Le fromage, c’est la vie. Une bénédiction lactée venue d’un autre temps pour embrasser nos papilles. On le couche sur du pain comme un enfant fatigué, enveloppé paisiblement dans sa couverture de beurre salé. La croûte du pain craque sous la dent comme un toast fabuleux, puis vient le bain odorant du camembert qui emplit la bouche, et enfin l’arrière-goût subtil tout droit venu des Merveilles de Guérande. Mais nous ne parlerons pas ici de cette digression du souper. Ni des partouzes dantesques ou les corps fondus de l’empire-raclette agonisent sur l’autel de la barbaque. Gonzo l’a déjà fait et ce fut historique. Non, on va causer sensualité pure, on va causer poésie. On va causer veau Orloff.
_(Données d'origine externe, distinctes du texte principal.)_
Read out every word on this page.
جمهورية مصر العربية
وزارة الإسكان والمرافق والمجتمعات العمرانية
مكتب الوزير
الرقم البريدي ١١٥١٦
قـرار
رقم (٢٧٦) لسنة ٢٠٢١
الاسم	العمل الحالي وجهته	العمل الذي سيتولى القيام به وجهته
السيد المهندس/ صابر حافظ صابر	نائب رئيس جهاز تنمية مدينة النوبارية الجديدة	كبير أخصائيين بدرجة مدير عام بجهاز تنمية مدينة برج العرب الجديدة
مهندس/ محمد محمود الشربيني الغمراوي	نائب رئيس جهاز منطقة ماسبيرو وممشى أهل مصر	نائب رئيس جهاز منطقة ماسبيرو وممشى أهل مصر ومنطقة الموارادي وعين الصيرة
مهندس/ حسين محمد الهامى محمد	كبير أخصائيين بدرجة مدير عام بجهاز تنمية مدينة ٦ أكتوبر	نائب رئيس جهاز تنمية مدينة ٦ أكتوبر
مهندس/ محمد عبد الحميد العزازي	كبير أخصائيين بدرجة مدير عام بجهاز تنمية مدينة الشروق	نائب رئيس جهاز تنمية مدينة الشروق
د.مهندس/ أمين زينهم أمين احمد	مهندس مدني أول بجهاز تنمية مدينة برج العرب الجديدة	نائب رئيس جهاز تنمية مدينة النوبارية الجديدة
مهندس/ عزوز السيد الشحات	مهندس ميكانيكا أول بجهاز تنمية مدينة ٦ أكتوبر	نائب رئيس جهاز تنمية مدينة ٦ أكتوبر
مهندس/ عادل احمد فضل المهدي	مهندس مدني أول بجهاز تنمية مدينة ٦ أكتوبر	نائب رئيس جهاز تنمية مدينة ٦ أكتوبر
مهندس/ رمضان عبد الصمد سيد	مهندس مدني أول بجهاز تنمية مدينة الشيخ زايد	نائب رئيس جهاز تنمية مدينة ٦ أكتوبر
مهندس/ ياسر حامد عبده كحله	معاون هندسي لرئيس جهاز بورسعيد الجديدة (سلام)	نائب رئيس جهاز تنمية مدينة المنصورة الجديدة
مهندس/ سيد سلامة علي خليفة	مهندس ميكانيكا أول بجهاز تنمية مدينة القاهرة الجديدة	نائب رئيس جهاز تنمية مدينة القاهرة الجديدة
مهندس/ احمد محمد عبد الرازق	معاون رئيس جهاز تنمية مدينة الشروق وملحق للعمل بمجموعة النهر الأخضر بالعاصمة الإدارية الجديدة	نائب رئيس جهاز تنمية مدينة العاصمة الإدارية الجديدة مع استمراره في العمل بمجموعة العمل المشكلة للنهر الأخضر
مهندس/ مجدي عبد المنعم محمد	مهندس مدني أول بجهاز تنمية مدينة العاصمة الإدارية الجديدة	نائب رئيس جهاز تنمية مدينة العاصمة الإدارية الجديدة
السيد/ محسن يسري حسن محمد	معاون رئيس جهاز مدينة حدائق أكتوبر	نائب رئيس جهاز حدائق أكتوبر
Le nom rebute quelque peu. Le veau Orloff pourrait très bien se faire casser les noix par James Bond, Schwarzenegger ou McBain. Et pourtant, il ne s’agit pas d’un simili-Poutine, mais de bouffe. D’une parfaite alchimie qui naquit au cours du dix-neuvième siècle. Le veau Orloff a été créé par un virtuose français, le mythique Urbain Dubois, cuistot dont la Sainte Parole est encore étudiée par tous les futurs chefs de bouche du monde, pour contenter un ambassadeur de Russie affamé. C’est un festin des rois, qui supplante ces saletés de burgers capitalistes et autres baguettes de froggies. Le veau Orloff, c’est un peu, avec Tetris et Tolstoï, la fierté de l’âme russe. Mais trêve de clichés, passons à la fibre, au cœur, plongeons nos lèvres dans l’absolu. Disséquons la bête.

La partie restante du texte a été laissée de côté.